Mitezza e Umiltà: coordinate per costruire un mondo nuovo

Il mite e umile di cuore, conformato a Cristo, diviene l’uomo delle beatitudini: l’uomo nuovo che eredita la terra. Rinnovato dall’Amore, l’uomo riscopre il suo essere figlio a immagine e somiglianza del Padre. Un figlio che eredita la terra sapendola governare con la sua amabilità e rendendola anticipazione del paradiso. Il riferimento è alla relazione nuova che nasce col prossimo.
Il mite e l’umile sanno costruire relazioni nuove, cariche di misericordia, capaci di riconciliazione, libere da quell’aggressività che, sin dalle origini, ha sempre contraddistinto il cammino dell’uomo. Vivere la mitezza e vivere l’umiltà non è questione di passività o debolezza, bensì è forza che sposa una tenerezza risoluta, per dirimere e affrontare ogni cosa. Sull’esempio di Gesù, siamo chiamati anche noi a vivere nella semplicità, senza tortuosità interiori, abbandonando ogni durezza del cuore, ogni malizia. Siamo chiamati a non lasciarci fuorviare dall’arroganza umana, facendo divenire la vita una primavera per l’umanità. Dalla mangiatoia di Betlemme all’oltraggio della Croce, concludendo con le stimmate della Risurrezione, mitezza e umiltà si attestano come il cantus firmus della luminosa testimonianza di vita di Gesù, che a noi si rivela sempre in questa veste. 
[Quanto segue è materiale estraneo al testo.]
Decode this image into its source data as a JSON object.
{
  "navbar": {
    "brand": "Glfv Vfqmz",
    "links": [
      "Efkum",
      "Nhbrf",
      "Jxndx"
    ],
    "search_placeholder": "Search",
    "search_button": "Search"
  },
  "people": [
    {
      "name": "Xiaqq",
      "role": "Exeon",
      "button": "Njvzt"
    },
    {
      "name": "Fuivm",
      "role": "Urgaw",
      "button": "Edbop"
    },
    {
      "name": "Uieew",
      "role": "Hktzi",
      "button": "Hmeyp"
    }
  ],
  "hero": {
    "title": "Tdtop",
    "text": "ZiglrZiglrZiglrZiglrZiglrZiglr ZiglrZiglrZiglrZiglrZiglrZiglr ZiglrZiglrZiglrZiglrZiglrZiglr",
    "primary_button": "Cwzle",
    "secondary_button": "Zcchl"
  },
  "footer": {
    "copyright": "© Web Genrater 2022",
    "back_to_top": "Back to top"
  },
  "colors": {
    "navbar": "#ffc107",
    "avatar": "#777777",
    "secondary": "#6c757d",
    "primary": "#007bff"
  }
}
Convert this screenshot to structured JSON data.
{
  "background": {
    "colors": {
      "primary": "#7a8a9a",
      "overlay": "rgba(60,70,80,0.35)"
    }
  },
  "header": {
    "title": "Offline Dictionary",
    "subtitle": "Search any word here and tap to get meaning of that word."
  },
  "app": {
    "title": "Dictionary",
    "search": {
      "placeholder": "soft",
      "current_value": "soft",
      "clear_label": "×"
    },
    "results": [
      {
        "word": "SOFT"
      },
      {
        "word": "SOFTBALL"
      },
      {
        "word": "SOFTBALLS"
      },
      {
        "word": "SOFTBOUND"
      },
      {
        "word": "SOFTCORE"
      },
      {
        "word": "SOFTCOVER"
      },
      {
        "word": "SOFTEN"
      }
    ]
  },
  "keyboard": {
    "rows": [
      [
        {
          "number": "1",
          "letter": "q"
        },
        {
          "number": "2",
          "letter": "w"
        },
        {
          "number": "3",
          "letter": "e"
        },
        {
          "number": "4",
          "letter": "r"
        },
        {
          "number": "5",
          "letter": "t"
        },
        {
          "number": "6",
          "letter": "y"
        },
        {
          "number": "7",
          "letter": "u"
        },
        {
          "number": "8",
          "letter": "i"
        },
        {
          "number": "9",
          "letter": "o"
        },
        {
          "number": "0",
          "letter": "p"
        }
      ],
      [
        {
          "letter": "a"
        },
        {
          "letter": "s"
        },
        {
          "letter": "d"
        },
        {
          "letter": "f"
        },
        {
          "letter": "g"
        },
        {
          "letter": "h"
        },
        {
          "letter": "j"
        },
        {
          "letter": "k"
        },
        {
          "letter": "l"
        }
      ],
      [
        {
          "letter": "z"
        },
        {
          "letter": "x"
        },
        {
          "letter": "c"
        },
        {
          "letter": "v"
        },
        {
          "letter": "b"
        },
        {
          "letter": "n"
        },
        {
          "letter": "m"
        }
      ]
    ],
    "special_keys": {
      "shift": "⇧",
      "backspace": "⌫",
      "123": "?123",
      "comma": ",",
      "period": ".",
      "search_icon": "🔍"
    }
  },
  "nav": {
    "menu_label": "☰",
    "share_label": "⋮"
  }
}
Attenzione al bue e all’asinello

Non manchi, dunque, l’attenzione a porre nei presepi il bue e l’asinello, per non perdere l’occasione di riflettere su quanto viviamo. Nulla è trascurato dallo sguardo con cui Dio guarda alla storia, alla mia, alla tua. Ciò che sembra ininfluente diviene centrale e significativo.
Il Natale segni per tutti un momento di autentica rinascita, in cui riscoprire il valore della vita semplice, sobria, fatta di cose belle, cristalline.
Umiltà e mitezza tornino ad essere valori coltivati e virtù praticate per adornare questo mondo troppo imbruttito dalla nostra arroganza ignorante.
Il Signore benedica tutti voi, in particolare ammalati e sofferenti, nel corpo e nello spirito, quanti sono stati feriti nella dignità, e coloro che calpestati dall’ingiustizia e dalla violenza attendono risposte ricche di speranza.
A tutti giunga la mia benedizione e l’augurio paterno per questo Santo Natale.